Durante a cerimônia realizada no Palácio do Planalto, o ministro Edson Fachin, atual presidente do Supremo Tribunal Federal (STF), elogiou a iniciativa, destacando a importância de expandir o acesso à Justiça, especialmente para as populações mais vulneráveis fora dos centros urbanos.
O Papel do Estado
Fachin enfatizou que este ato legislativo visa beneficiar aquelas pessoas que buscam os direitos que lhes são devidos dentro do sistema judicial, afirmando que a sanção presidencial representa uma escuta ativa das demandas nos lugares mais isolados do país.
Em suas palavras, Lula expressou a inquietação do governo sobre a necessidade de manter a confiança da sociedade nas instituições democráticas.
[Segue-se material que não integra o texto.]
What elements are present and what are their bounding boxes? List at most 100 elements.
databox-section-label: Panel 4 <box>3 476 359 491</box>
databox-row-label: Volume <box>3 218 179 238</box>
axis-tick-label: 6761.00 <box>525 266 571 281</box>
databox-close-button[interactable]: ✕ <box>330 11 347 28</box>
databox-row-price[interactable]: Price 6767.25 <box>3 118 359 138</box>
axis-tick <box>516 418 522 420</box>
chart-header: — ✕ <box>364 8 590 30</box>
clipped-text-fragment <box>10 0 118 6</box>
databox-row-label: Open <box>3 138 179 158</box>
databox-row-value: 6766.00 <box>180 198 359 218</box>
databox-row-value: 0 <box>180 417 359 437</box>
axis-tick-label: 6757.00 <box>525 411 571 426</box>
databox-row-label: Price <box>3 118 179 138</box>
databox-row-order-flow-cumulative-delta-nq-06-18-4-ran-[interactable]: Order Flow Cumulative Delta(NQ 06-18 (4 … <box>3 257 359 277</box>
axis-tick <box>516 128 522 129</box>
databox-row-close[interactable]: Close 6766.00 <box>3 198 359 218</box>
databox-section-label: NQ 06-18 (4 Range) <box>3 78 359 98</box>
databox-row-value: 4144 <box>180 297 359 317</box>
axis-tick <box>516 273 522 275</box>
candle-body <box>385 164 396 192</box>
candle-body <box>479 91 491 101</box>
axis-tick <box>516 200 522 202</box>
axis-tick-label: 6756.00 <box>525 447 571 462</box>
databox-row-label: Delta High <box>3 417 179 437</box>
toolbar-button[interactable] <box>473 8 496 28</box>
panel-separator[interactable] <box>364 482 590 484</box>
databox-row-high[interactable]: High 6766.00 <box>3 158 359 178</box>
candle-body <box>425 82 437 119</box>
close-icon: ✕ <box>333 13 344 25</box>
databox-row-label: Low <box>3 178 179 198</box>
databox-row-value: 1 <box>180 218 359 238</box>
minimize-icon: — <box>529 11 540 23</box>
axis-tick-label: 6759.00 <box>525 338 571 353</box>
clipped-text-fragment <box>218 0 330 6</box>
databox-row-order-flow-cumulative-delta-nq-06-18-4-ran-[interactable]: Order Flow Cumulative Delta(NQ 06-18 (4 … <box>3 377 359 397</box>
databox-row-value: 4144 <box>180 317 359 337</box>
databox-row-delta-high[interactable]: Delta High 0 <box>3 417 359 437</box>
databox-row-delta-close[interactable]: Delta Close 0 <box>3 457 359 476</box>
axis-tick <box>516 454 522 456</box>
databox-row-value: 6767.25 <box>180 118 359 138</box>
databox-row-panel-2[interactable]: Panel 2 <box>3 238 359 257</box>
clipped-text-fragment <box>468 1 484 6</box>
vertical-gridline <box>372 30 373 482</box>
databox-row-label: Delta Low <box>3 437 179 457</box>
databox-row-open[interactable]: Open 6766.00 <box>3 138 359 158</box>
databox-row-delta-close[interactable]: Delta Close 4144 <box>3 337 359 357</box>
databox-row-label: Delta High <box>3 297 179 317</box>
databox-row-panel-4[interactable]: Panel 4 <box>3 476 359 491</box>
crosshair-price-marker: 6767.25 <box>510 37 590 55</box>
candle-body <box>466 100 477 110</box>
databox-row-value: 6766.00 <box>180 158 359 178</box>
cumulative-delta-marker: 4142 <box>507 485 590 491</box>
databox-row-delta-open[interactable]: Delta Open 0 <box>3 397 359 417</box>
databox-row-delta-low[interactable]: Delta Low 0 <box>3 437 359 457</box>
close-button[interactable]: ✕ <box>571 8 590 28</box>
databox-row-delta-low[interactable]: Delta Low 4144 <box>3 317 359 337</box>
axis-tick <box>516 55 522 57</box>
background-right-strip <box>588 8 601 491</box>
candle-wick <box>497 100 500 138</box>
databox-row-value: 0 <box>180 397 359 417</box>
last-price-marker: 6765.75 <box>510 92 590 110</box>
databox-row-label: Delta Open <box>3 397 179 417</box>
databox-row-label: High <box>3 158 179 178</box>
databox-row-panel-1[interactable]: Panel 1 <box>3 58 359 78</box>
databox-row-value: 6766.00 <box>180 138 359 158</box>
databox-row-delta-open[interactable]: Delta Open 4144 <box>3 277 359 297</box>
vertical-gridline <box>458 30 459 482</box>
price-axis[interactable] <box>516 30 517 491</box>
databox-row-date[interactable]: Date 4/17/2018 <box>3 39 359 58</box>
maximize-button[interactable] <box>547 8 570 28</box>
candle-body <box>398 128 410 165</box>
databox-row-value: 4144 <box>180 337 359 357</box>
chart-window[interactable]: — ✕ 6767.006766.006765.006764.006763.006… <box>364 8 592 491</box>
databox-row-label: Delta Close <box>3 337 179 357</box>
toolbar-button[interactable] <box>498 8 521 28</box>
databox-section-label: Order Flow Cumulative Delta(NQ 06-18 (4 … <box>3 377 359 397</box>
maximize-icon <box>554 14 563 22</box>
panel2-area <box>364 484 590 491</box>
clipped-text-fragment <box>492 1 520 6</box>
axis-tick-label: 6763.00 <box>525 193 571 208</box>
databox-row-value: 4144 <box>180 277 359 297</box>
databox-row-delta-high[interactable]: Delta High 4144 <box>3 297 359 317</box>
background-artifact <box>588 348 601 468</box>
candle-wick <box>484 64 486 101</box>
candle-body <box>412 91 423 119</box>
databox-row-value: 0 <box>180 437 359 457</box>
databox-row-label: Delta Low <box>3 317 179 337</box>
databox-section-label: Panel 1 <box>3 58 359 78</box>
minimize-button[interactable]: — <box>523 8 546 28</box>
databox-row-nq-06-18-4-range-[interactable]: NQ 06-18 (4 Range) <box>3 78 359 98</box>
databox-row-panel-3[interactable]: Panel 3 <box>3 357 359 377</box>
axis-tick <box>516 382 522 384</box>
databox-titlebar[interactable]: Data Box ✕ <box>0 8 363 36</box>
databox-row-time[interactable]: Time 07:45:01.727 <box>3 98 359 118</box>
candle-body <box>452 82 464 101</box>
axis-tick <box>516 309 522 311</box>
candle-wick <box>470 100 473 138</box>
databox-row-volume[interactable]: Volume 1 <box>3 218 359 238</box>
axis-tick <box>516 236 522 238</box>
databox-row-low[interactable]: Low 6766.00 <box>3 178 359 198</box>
Ele argumentou que a integridade e o fortalecimento das funções judiciais são fundamentais para a preservação da democracia no Brasil.
“Sem instituições robustas que funcionem adequadamente, a democracia está em risco. Algumas pessoas trabalham para desestabilizá-la e desacreditá-la”, alertou o presidente.
Reforma Judicial Necessária
Com o intuito de restaurar a fé da população no sistema judiciário, Lula anunciou a intenção de iniciar um amplo debate sobre uma reforma institucional que garanta sua eficácia e confiança.
O presidente recordou a importância da Emenda Constitucional nº 45/2004, que buscou modernizar o Judiciário, adequando-o às novas demandas sociais.
Esta inovação resultou na criação do Conselho Nacional de Justiça (CNJ), responsável por monitorar a ação de tribunais e juízes.
Atualização das Custas Judiciais
As novas leis também trouxeram mudanças nas regras das custas da Justiça Federal. As alíquotas foram ajustadas para variar entre 2% e 3% do valor da causa, com limites que agora vão de R$ 193,20 a R$ 107.332,80.
Anteriormente, a cobrança era de apenas 1% do valor, com um limite máximo de R$ 1.915,38.
A legislação propõe proteção adicional àqueles com dificuldades financeiras, garantindo a gratuidade da Justiça a quem recebe até R$ 5 mil mensais, sinalizando uma presunção de hipossuficiência.
A juíza Ana Lya Ferraz da Gama Ferreira, presidente da Associação dos Juízes Federais do Brasil (Ajufe), atraiu atenção para o fato de que as causas na Justiça Federal permaneceram quase inalteradas por mais de 25 anos, não reconhecendo as diversidades econômicas do país.
“Aqueles que lidam com causas de maior valor contribuirão de maneira proporcional para retornar benefícios à sociedade, como unidades de atendimento em áreas sem Vara Federal e justiça itinerante acessível à população que necessita”, completou.
O advogado-geral da União, Jorge Messias, ressaltou que o aumento nas taxas de custas permitirá ampliar o acesso à Justiça, facilitando a presença das instituições em todas as regiões, atendendo às demandas da população.
Fundos para a Justiça
Os novos fundos têm como propósito garantir a recepção de recursos variáveis, conforme o tribunal, oriundos de custas judiciais e taxas.
Esses recursos serão essenciais para a modernização e melhoria das operações dos órgãos, incluindo aquisição de equipamentos e capacitação de pessoal.
O Fundo Especial da Justiça Federal (Fejufe) será financiado pelas receitas de multas e custas judiciais, além de outras fontes regulamentadas pela lei.
Por sua vez, o Fundo Especial do Superior Tribunal de Justiça (Festj) focará na modernização do tribunal e no fortalecimento institucional.
Recursos do Fundo de Modernização do Ministério Público da União (FMPU) também poderão ser usados para apoiar diretamente a comunidade e as vítimas.
Finalmente, o Fundo de Fortalecimento do Acesso à Justiça e da Defensoria Pública da União (FDPU) será voltado para ações de proteção aos grupos mais vulneráveis da sociedade.